Municipal officials are bound by a tax cap set by the state, limiting tax increases to no more than 2 percent annually. (Municipalities have the option of overriding the cap.)
Clarendon Town Board members last week agreed to sign a letter to Gov. Cuomo requesting, “… that the current Tax Cap legislation be revisited and amended in such ways as to alleviate what I am certain were its unforeseen negative consequences.”
In a letter dated Dec. 8, 2015, Orchard Park (Erie County) Supervisor Dr. Patrick J. Keem invited municipalities around the state to join together in signing letters to the governor which will be presented to his office before the end of this month.

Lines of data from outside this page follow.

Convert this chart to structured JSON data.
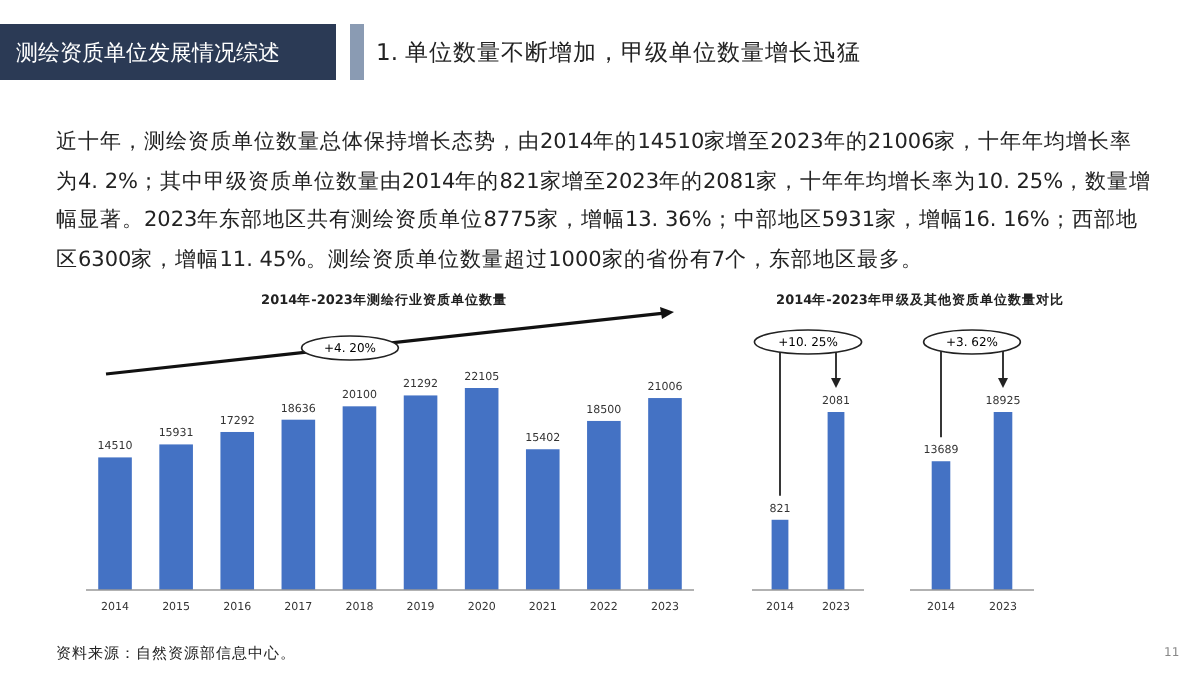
{
  "chart_data": [
    {
      "type": "other",
      "title": "测绘资质单位发展情况综述",
      "subtitle": "1.  单位数量不断增加，甲级单位数量增长迅猛",
      "annotations": [
        "近十年，测绘资质单位数量总体保持增长态势，由2014年的14510家增至2023年的21006家，十年年均增长率为4. 2%；其中甲级资质单位数量由2014年的821家增至2023年的2081家，十年年均增长率为10. 25%，数量增幅显著。2023年东部地区共有测绘资质单位8775家，增幅13. 36%；中部地区5931家，增幅16. 16%；西部地区6300家，增幅11. 45%。测绘资质单位数量超过1000家的省份有7个，东部地区最多。",
        "资料来源：自然资源部信息中心。",
        "11"
      ]
    },
    {
      "type": "bar",
      "title": "2014年-2023年测绘行业资质单位数量",
      "categories": [
        "2014",
        "2015",
        "2016",
        "2017",
        "2018",
        "2019",
        "2020",
        "2021",
        "2022",
        "2023"
      ],
      "values": [
        14510,
        15931,
        17292,
        18636,
        20100,
        21292,
        22105,
        15402,
        18500,
        21006
      ],
      "color": "#4472c4",
      "data_labels": true,
      "annotations": [
        "+4. 20%"
      ]
    },
    {
      "type": "bar",
      "title": "2014年-2023年甲级及其他资质单位数量对比",
      "categories": [
        "2014",
        "2023"
      ],
      "values": [
        821,
        2081
      ],
      "color": "#4472c4",
      "data_labels": true,
      "annotations": [
        "+10. 25%"
      ]
    },
    {
      "type": "bar",
      "categories": [
        "2014",
        "2023"
      ],
      "values": [
        13689,
        18925
      ],
      "color": "#4472c4",
      "data_labels": true,
      "annotations": [
        "+3. 62%"
      ]
    }
  ]
}
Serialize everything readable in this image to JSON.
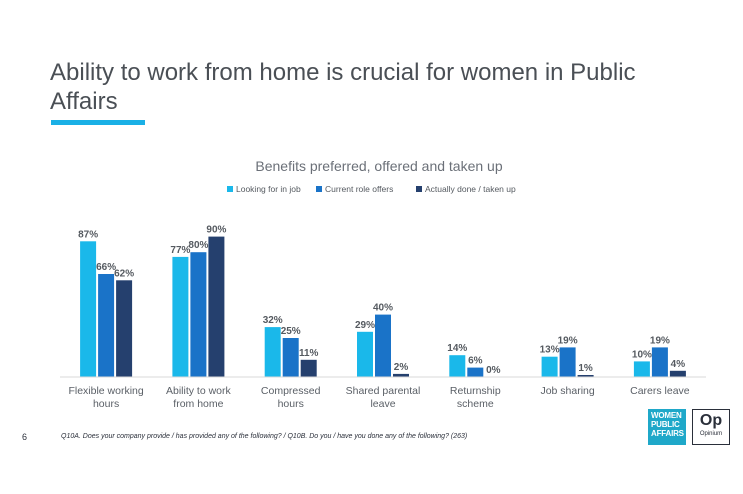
{
  "page": {
    "title": "Ability to work from home is crucial for women in Public Affairs",
    "page_number": "6",
    "footnote": "Q10A. Does your company provide / has provided any of the following? / Q10B. Do you / have you done any of the following? (263)",
    "logos": {
      "wpa_lines": [
        "WOMEN",
        "PUBLIC",
        "AFFAIRS"
      ],
      "op_mark": "Op",
      "op_word": "Opinium"
    }
  },
  "chart_data": {
    "type": "bar",
    "title": "Benefits preferred, offered and taken up",
    "ylim": [
      0,
      100
    ],
    "grid": false,
    "legend_position": "top",
    "categories": [
      [
        "Flexible working",
        "hours"
      ],
      [
        "Ability to work",
        "from home"
      ],
      [
        "Compressed",
        "hours"
      ],
      [
        "Shared parental",
        "leave"
      ],
      [
        "Returnship",
        "scheme"
      ],
      [
        "Job sharing"
      ],
      [
        "Carers leave"
      ]
    ],
    "series": [
      {
        "name": "Looking for in job",
        "color": "#1ab8ea",
        "values": [
          87,
          77,
          32,
          29,
          14,
          13,
          10
        ]
      },
      {
        "name": "Current role offers",
        "color": "#1a73c8",
        "values": [
          66,
          80,
          25,
          40,
          6,
          19,
          19
        ]
      },
      {
        "name": "Actually done / taken up",
        "color": "#25406e",
        "values": [
          62,
          90,
          11,
          2,
          0,
          1,
          4
        ]
      }
    ],
    "value_suffix": "%"
  }
}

Keem is also asking one elected official to serve as a community’s point of contact in regards to the tax cap and that one elected official be willing to travel to Albany on a date yet to be determined to meet with and encourage the governor and locally elected state officials to take some positive action.
“We are of the opinion that the time has come for local officials to do what we do best, namely, personally represent and attend to the needs of our respective communities,” Supervisor Keem wrote.
He called the current tax cap, “unsustainable at the local level,” and asked community leaders to work with all parties to achieve a tax cap that benefits residents.
The form letter thanks the governor for his determination to bring tax relief to residents of the state. However, “… in the absence of mandate relief and/or increased state and federal aid, and given the reality of stagnated revenue streams, in spite of our ongoing efforts to consolidate services where feasible, local governments have begun to experience financial stress, and is some cases distress, in our efforts to comply with the current iteration of the tax cap,” the letter states.
Additionally the letter states many local communities are having to draw down to reserve funds to unhealthy levels, reduce services, eliminate some employees and submit to options that, in the long term, “will prove costly both in terms of service and expenses (e.g., infrastructure).”
“Furthermore, it appears that the tax cap is not currently applied in an equitable manner among all governments,” the letter continues.
Clarendon officials say that it is hoped that personal contact and visits to Albany will help to address the situation and note highway superintendents annually travel to Albany to discuss concerns, issues and funding.